Contour isn't leaving the medium, but it is scaling back in favor of print and more multi-product TV ads aimed at driving its increasingly important business through such retailers as Bed Bath and Beyond. It's not alone; Contour's one of several classic DRTV advertisers pulling back or out of the medium as big-brand marketers such as Procter & Gamble Co. pile in.
TV spending by direct-response advertisers rose about 7% to $3.1 billion last year, according to TNS Media Intelligence data, which includes only ads for products sold direct -- not ads from the P&Gs of the world that still qualify for DRTV without actually selling products direct.

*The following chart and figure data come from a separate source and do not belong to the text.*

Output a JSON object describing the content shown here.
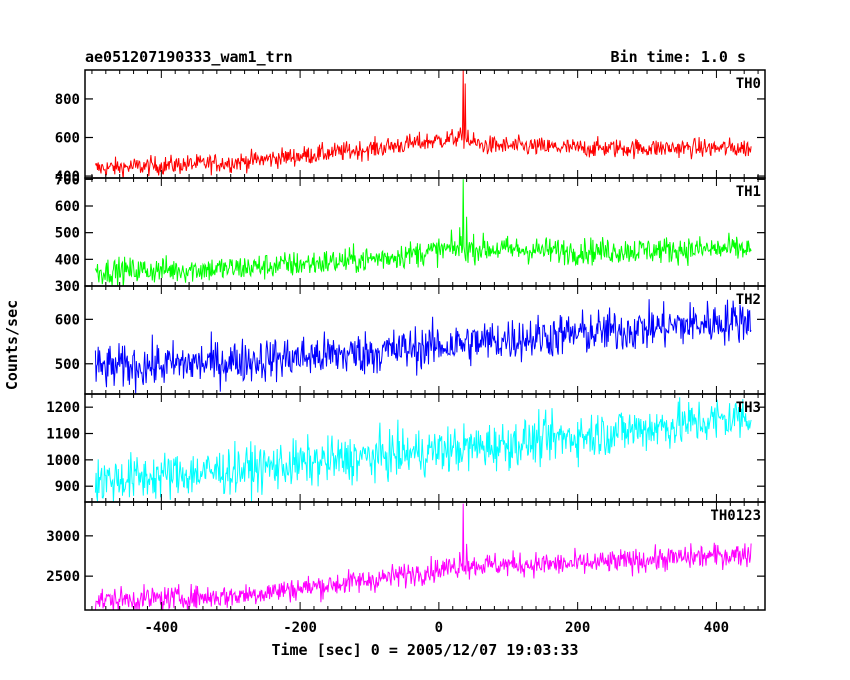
{
  "header": {
    "title": "ae051207190333_wam1_trn",
    "bin_time": "Bin time: 1.0 s"
  },
  "chart_data": {
    "type": "line",
    "xlabel": "Time [sec] 0 = 2005/12/07 19:03:33",
    "ylabel": "Counts/sec",
    "xlim": [
      -510,
      470
    ],
    "x_ticks": [
      -400,
      -200,
      0,
      200,
      400
    ],
    "x_range_data": [
      -495,
      450
    ],
    "panels": [
      {
        "name": "TH0",
        "color": "#ff0000",
        "ylim": [
          390,
          950
        ],
        "y_ticks": [
          400,
          600,
          800
        ],
        "trend": [
          [
            -495,
            440
          ],
          [
            -300,
            470
          ],
          [
            -100,
            540
          ],
          [
            30,
            600
          ],
          [
            60,
            560
          ],
          [
            200,
            545
          ],
          [
            450,
            545
          ]
        ],
        "noise": 25,
        "spike": [
          [
            30,
            620
          ],
          [
            35,
            950
          ],
          [
            38,
            880
          ],
          [
            42,
            640
          ]
        ]
      },
      {
        "name": "TH1",
        "color": "#00ff00",
        "ylim": [
          300,
          705
        ],
        "y_ticks": [
          300,
          400,
          500,
          600,
          700
        ],
        "trend": [
          [
            -495,
            355
          ],
          [
            -300,
            365
          ],
          [
            -100,
            400
          ],
          [
            20,
            440
          ],
          [
            60,
            440
          ],
          [
            200,
            430
          ],
          [
            450,
            440
          ]
        ],
        "noise": 25,
        "spike": [
          [
            30,
            520
          ],
          [
            35,
            700
          ],
          [
            40,
            560
          ]
        ]
      },
      {
        "name": "TH2",
        "color": "#0000ff",
        "ylim": [
          432,
          675
        ],
        "y_ticks": [
          500,
          600
        ],
        "trend": [
          [
            -495,
            490
          ],
          [
            -300,
            505
          ],
          [
            -100,
            525
          ],
          [
            100,
            555
          ],
          [
            300,
            580
          ],
          [
            450,
            600
          ]
        ],
        "noise": 25,
        "spike": []
      },
      {
        "name": "TH3",
        "color": "#00ffff",
        "ylim": [
          840,
          1250
        ],
        "y_ticks": [
          900,
          1000,
          1100,
          1200
        ],
        "trend": [
          [
            -495,
            920
          ],
          [
            -300,
            960
          ],
          [
            -100,
            1010
          ],
          [
            100,
            1060
          ],
          [
            300,
            1120
          ],
          [
            450,
            1165
          ]
        ],
        "noise": 45,
        "spike": []
      },
      {
        "name": "TH0123",
        "color": "#ff00ff",
        "ylim": [
          2080,
          3420
        ],
        "y_ticks": [
          2500,
          3000
        ],
        "trend": [
          [
            -495,
            2200
          ],
          [
            -300,
            2250
          ],
          [
            -100,
            2450
          ],
          [
            25,
            2620
          ],
          [
            60,
            2640
          ],
          [
            200,
            2650
          ],
          [
            450,
            2780
          ]
        ],
        "noise": 75,
        "spike": [
          [
            30,
            2800
          ],
          [
            35,
            3400
          ],
          [
            40,
            2900
          ]
        ]
      }
    ]
  }
}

Short-form DRTV billings up
Yet while spending is up, fewer campaigns are running, particularly among so-called short-form DRTV, defined as ads lasting two minutes or less. Response magazine reports that in the third quarter (the most recent for which data were available), billings for short-form DRTV jumped 17%, to $813 million, while the number of DRTV campaigns dropped 10% to 1,094.
The inventory crunch appears to have accelerated throughout the year. Short-form spending rose only 2.5% in the first quarter, according to Response, while the number of campaigns fell just 4.5% from the prior year.
That the cheapest TV time should rather suddenly become a hot commodity is a bizarre twist given the flat-to-down network TV upfront of recent years. Even though scatter rates have been running ahead of upfront costs in recent years, they haven't shown the kind of double-digit strength short-form DRTV time has.
Driving up the price
"There are definitely more [brand marketer] players driving up the cost of that time," said Rob Medved, president-media director of Cannella Response Television, a Burlington, Wis., DRTV-buying shop. "They're willing to pay more vs. someone who's got to make their money automatically on the front end. The typical gadget guys selling things for $19.95 needs to return two times his money on the media spend. The guys selling mortgages or attributing more of their [costs to long-term brand building] are going to be willing to pay more for the time."
The cost of long-form DRTV -- the 30-minute informercial space that major brand players haven't developed a taste for -- has remained fairly steady.
Though he hasn't seen any clients drop out, Peter Koeppel, president of DRTV shop Koeppel Direct, Dallas, does believe high costs may be keeping new entrepreneurs out of DRTV. More established players have relationships with conventional retailers, which has allowed them to spend less time on DRTV before moving into chain stores, he said.
Impact of DRTV price increases
Having sold more than 20 million products since 1991, Contour isn't exactly a newcomer. But the rising cost of DRTV is leading the company to spend more on magazines and online search in addition to bunching several products into a single-category TV ad, said Scott Davis, CEO of Contour Living. "The costs [of DRTV] are rising much faster than the viewership," he said.
Still, DRTV remains a considerable bargain compared to general scatter and its more predictable eyeballs. Because of that, interest from major brand advertisers will probably continue to rise, Mr. Medved said.
Not all conventional DRTV players are complaining. A.J. Khubani, CEO of Telebrands, said his company is having a record year behind such products as Doggy Steps, the Stick-Up Bulb and Ear Lifts (cosmetic tape for people with sagging earlobes). "Overall, I think there are still more DRTV hits than ever," he said. "When media rates go up, it's a good thing. It means less competition."